Kabelanschlusskosten

Nach inzwischen herrschender Literaturmeinung liegt es in der Beschlusskompetenz der Wohnungseigentümer, abweichend von der gesetzlichen Kostentragungsregelung gemäß § 16 Abs. 2 WEG aussonderbare und dem Sondereigentümer bzw. dem Sondereigentum direkt zuzuordnende Kosten „verbrauchsabhängig“ zu verteilen. Im Falle des Breitbandkabelanschlusses bedeutet das, dass die Kosten je Wohnungsanschluss aufgrund mehrheitlicher Beschlussfassung verteilt werden .

Einbau eines Treppenlifts

Bauliche Veränderungen können gemäß § 22 Abs. 1 WEG nicht mit Mehrheit beschlossen werden. Auf die Zustimmung einzelner Eigentümer kann jedoch verzichtet werden, wenn deren Rechte nicht über das nach § 14 Nr. 1 WEG zulässige Maß hinaus beeinträchtigt werden.

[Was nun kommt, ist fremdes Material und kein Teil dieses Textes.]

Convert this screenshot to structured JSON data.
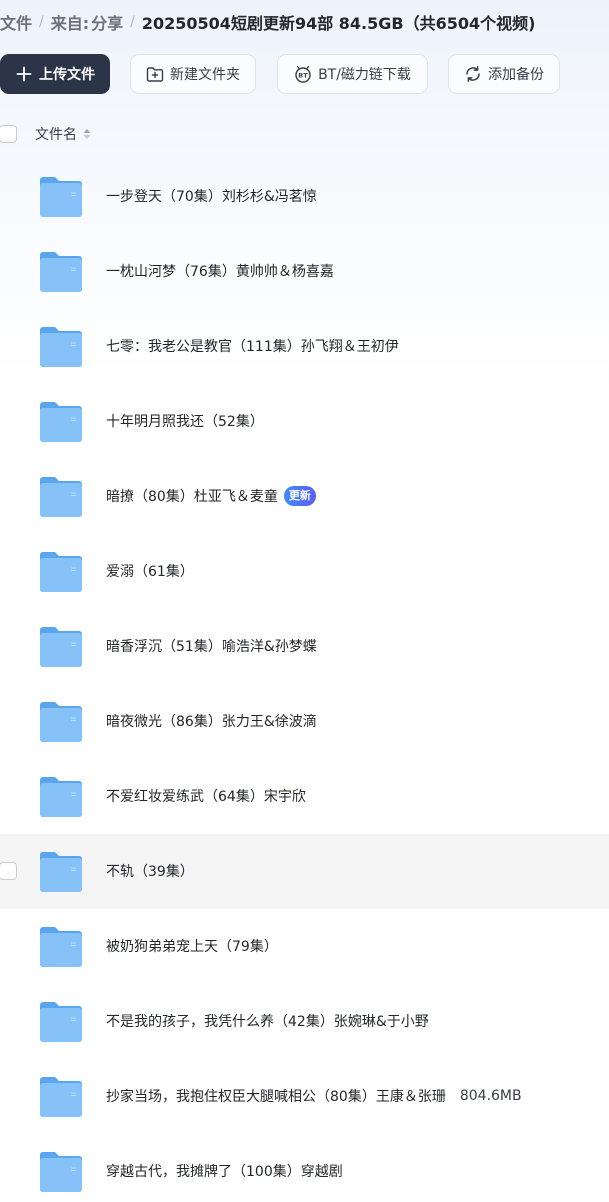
{
  "breadcrumb": {
    "root": "文件",
    "from": "来自:",
    "share": "分享",
    "current": "20250504短剧更新94部 84.5GB（共6504个视频)"
  },
  "toolbar": {
    "upload": "上传文件",
    "new_folder": "新建文件夹",
    "bt_download": "BT/磁力链下载",
    "add_backup": "添加备份"
  },
  "list_header": {
    "filename": "文件名"
  },
  "files": [
    {
      "name": "一步登天（70集）刘杉杉&冯茗惊"
    },
    {
      "name": "一枕山河梦（76集）黄帅帅＆杨喜嘉"
    },
    {
      "name": "七零：我老公是教官（111集）孙飞翔＆王初伊"
    },
    {
      "name": "十年明月照我还（52集）"
    },
    {
      "name": "暗撩（80集）杜亚飞＆麦童",
      "badge": "更新"
    },
    {
      "name": "爱溺（61集）"
    },
    {
      "name": "暗香浮沉（51集）喻浩洋&孙梦蝶"
    },
    {
      "name": "暗夜微光（86集）张力王&徐波滴"
    },
    {
      "name": "不爱红妆爱练武（64集）宋宇欣"
    },
    {
      "name": "不轨（39集）"
    },
    {
      "name": "被奶狗弟弟宠上天（79集）"
    },
    {
      "name": "不是我的孩子，我凭什么养（42集）张婉琳&于小野"
    },
    {
      "name": "抄家当场，我抱住权臣大腿喊相公（80集）王康＆张珊",
      "size": "804.6MB"
    },
    {
      "name": "穿越古代，我摊牌了（100集）穿越剧"
    }
  ],
  "colors": {
    "primary_button": "#2c3447",
    "badge_gradient_start": "#3f8cff",
    "badge_gradient_end": "#5b5df6",
    "folder": "#6cb4f5",
    "row_hover": "#f5f5f6"
  },
  "icons": {
    "upload": "plus-icon",
    "new_folder": "folder-plus-icon",
    "bt": "bt-icon",
    "backup": "sync-icon",
    "sort": "sort-icon",
    "folder": "folder-icon"
  },
  "state": {
    "hovered_row_index": 9
  }
}
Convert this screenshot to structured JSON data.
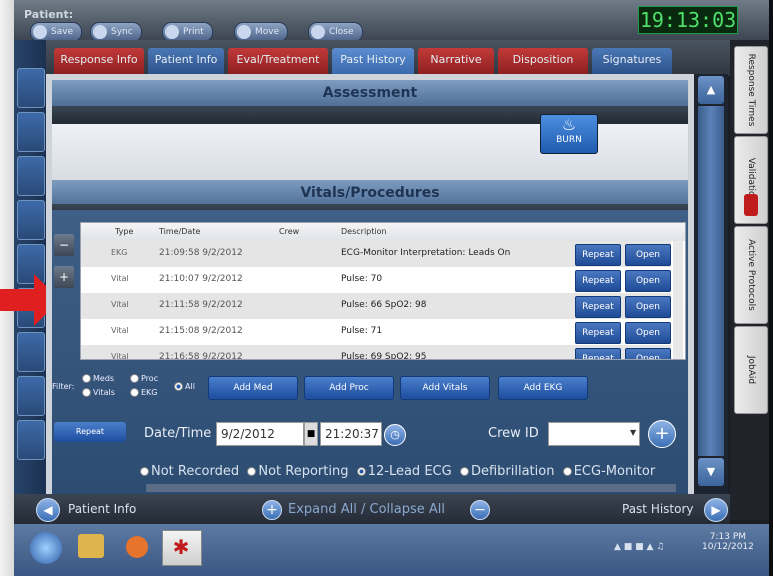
{
  "window": {
    "patient_label": "Patient:",
    "clock": "19:13:03"
  },
  "toolbar": {
    "items": [
      "Save",
      "Sync",
      "Print",
      "Move",
      "Close"
    ]
  },
  "tabs": [
    {
      "label": "Response Info",
      "style": "red"
    },
    {
      "label": "Patient Info",
      "style": "blue"
    },
    {
      "label": "Eval/Treatment",
      "style": "red"
    },
    {
      "label": "Past History",
      "style": "active"
    },
    {
      "label": "Narrative",
      "style": "red"
    },
    {
      "label": "Disposition",
      "style": "red"
    },
    {
      "label": "Signatures",
      "style": "blue"
    }
  ],
  "right_tabs": [
    "Response Times",
    "Validation",
    "Active Protocols",
    "JobAid"
  ],
  "assessment": {
    "title": "Assessment",
    "burn_label": "BURN"
  },
  "vitals": {
    "title": "Vitals/Procedures",
    "columns": [
      "Type",
      "Time/Date",
      "Crew",
      "Description"
    ],
    "rows": [
      {
        "type": "EKG",
        "time": "21:09:58 9/2/2012",
        "desc": "ECG-Monitor Interpretation: Leads On",
        "repeat": "Repeat",
        "open": "Open"
      },
      {
        "type": "Vital",
        "time": "21:10:07 9/2/2012",
        "desc": "Pulse: 70",
        "repeat": "Repeat",
        "open": "Open"
      },
      {
        "type": "Vital",
        "time": "21:11:58 9/2/2012",
        "desc": "Pulse: 66 SpO2: 98",
        "repeat": "Repeat",
        "open": "Open"
      },
      {
        "type": "Vital",
        "time": "21:15:08 9/2/2012",
        "desc": "Pulse: 71",
        "repeat": "Repeat",
        "open": "Open"
      },
      {
        "type": "Vital",
        "time": "21:16:58 9/2/2012",
        "desc": "Pulse: 69 SpO2: 95",
        "repeat": "Repeat",
        "open": "Open"
      }
    ],
    "side_minus": "−",
    "side_plus": "+"
  },
  "filter": {
    "label": "Filter:",
    "meds": "Meds",
    "proc": "Proc",
    "vitals": "Vitals",
    "ekg": "EKG",
    "all": "All",
    "selected": "All"
  },
  "actions": {
    "add_med": "Add Med",
    "add_proc": "Add Proc",
    "add_vitals": "Add Vitals",
    "add_ekg": "Add EKG"
  },
  "entry": {
    "repeat": "Repeat",
    "datetime_label": "Date/Time",
    "date": "9/2/2012",
    "time": "21:20:37",
    "crew_label": "Crew ID",
    "crew_value": ""
  },
  "options": {
    "items": [
      "Not Recorded",
      "Not Reporting",
      "12-Lead ECG",
      "Defibrillation",
      "ECG-Monitor"
    ],
    "selected": "12-Lead ECG"
  },
  "footer": {
    "prev": "Patient Info",
    "expand": "Expand All / Collapse All",
    "next": "Past History"
  },
  "taskbar": {
    "time": "7:13 PM",
    "date": "10/12/2012"
  },
  "colors": {
    "clock_green": "#4fe06a",
    "arrow_red": "#e02020",
    "button_blue": "#1f4b96"
  }
}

Der Einbau eines Treppenlifts stellt im Regelfall eine solche bauliche Veränderung dar, jedoch kann die Zustimmung der Wohnungseigentümer in diesen Fällen entbehrlich sein, wenn die bauordnungsrechtlichen Belange gewahrt sind und die Gebrauchs- und Nutzungsmöglichkeiten des Treppenhauses für die übrigen Wohnungseigentümer nicht über das nach § 14 Nr. 1 WEG unvermeidliche Maß hinaus beeinträchtigt werden.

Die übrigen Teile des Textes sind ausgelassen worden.